Mark Gaspar, a master’s student at York University doing research on sexual behaviour and risk, said city councillor Adam Giambrone’s behaviour won’t faze younger people at all, wrote Michael Valpy in his Feb. 10 Globe and Mail column, published before Giambrone dropped out of the Toronto mayoral race. Gaspar said Giambrone had come across as a "real person, a more relatable person," by admitting to what he’d done, and even his dalliance by text-message enhanced his relatability to the age demographic he’s courting.
Infants know when you’re being a jerk
Infants as young as six months old can read and interpret the intentions of people around them, according to a York University study, reported the Toronto Star at ParentCentral.ca Feb. 8.
“For parents and caregivers, it gives you some peace of mind knowing that if you’re trying to be helpful to infants around six months of age, there’s a good chance they can pick up on that and be patient,” said Heidi Marsh (MA ’07), the PhD candidate who was part of the study. The results will be published in the journal Infancy.
The study suggests that six-month-olds know when someone is teasing or manipulating them. But they also understand if someone is trying to help, but can’t because of factors beyond the adult’s control.
- "Babies can tell if you’re teasing or being manipulative, and they let you know it," said Heidi Marsh, in a story about the study published in The Barrie Examiner Feb. 10.
- The study was mentioned on CFRB’s “Live Drive With John Tory” and CKEM-TV’s “Breakfast Television” in Edmonton on Feb. 9, and on CJOB-AM’s “Adler On Line” in Winnipeg on Feb. 8.
Protester-turned-lawyer sues police
A student protester turned Kitchener lawyer took his crusade against police wrongdoing to a Toronto small claims court Tuesday, asking $25,000 in damages for injuries that include being labelled a neo-Nazi in an internal document, reported the Waterloo Region Record Feb. 10. Davin Charney (LLB ’07), who is Jewish, also alleges he was wrongfully arrested and that police broke into his home.
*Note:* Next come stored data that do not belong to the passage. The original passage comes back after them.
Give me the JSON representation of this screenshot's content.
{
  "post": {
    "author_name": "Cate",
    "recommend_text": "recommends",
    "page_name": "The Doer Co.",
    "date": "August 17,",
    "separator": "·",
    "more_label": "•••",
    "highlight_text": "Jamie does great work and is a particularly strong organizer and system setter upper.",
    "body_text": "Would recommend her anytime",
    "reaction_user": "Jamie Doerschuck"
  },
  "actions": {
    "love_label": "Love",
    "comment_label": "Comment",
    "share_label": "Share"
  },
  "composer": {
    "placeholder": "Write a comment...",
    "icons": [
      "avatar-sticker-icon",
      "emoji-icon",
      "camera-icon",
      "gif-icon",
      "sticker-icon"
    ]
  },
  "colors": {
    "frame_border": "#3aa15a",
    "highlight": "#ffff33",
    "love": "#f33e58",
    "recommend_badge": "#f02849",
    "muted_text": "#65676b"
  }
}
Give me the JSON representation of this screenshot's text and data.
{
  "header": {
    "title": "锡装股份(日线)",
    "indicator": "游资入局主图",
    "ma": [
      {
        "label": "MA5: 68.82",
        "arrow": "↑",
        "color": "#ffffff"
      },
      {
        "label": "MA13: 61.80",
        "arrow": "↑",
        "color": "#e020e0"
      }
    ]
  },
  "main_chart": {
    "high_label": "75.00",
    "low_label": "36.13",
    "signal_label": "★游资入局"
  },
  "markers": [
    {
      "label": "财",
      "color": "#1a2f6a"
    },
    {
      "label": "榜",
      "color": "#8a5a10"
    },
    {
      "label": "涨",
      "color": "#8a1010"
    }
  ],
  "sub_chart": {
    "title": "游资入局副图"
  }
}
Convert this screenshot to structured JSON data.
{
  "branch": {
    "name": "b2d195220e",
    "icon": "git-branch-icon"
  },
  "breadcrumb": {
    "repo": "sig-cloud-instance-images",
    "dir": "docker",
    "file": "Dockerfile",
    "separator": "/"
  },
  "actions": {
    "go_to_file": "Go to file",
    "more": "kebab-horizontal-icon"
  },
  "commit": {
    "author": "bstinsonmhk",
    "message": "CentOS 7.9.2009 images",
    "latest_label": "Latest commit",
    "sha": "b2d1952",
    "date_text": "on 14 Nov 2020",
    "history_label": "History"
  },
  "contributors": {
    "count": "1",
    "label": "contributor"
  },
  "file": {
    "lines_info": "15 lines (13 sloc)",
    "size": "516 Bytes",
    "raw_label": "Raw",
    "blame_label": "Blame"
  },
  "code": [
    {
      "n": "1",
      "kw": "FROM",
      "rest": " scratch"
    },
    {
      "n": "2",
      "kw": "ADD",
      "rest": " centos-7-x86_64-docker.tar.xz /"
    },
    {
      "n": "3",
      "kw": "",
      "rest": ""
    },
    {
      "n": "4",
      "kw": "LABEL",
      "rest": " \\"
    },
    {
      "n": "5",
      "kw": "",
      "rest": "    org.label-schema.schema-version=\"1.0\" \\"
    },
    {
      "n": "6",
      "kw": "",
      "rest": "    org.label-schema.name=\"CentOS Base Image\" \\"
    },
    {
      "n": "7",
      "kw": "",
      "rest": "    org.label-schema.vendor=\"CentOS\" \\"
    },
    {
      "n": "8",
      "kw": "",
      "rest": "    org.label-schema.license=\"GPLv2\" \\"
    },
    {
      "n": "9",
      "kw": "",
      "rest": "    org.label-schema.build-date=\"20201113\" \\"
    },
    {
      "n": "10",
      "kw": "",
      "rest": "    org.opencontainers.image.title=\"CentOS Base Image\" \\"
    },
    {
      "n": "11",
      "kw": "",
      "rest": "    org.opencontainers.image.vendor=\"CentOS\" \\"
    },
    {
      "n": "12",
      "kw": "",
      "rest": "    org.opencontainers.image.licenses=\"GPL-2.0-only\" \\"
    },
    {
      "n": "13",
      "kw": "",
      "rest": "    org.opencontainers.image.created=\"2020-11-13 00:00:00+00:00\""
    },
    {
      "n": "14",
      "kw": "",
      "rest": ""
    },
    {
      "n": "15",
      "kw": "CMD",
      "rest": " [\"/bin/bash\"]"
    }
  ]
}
As a student activist, Charney was arrested at least 15 times but never criminally convicted. Now his specialty is taking police to small claims court and says he has won $15,000 in such suits for clients. Waterloo Regional Police also paid him $9,000 in an out-of-court settlement.
Events in the current case began with a stray hat. On Jan. 20, 2005, Charney took part in a protest at York University, where he was going to law school, against then US president George W. Bush’s inauguration. During a scuffle, a Toronto police officer lost his hat.
Charney scooped it up and dropped it at the lost and found. An officer later picked it up, he says. Police lawyer Robin Squires testified in opening remarks that the hat and badge were never recovered. Five days after the protest, then-US ambassador Paul Celluci arrived on campus. Security personnel spotted Charney and arrested him. A police check showed he was on bail facing charges – later dropped – of assaulting a neo-Nazi in Kitchener.
From out of anti-Semitism’s muck, scholarly gold
Anthony Julius is a public figure in England, as well known for literary criticism as for his legal activism against anti-Semitism, wrote the National Post Feb. 10. Julius, who was also Princess Diana’s divorce lawyer, is coming to York University this weekend to talk about his new book, Trials of the Diaspora: A History of Anti-Semitism in England, an exhaustively researched tome (600 pages of text, 200 pages of footnotes) to better understand both anti-Semitism and himself: "The English Jew is what he is in part because of English anti-Semitism."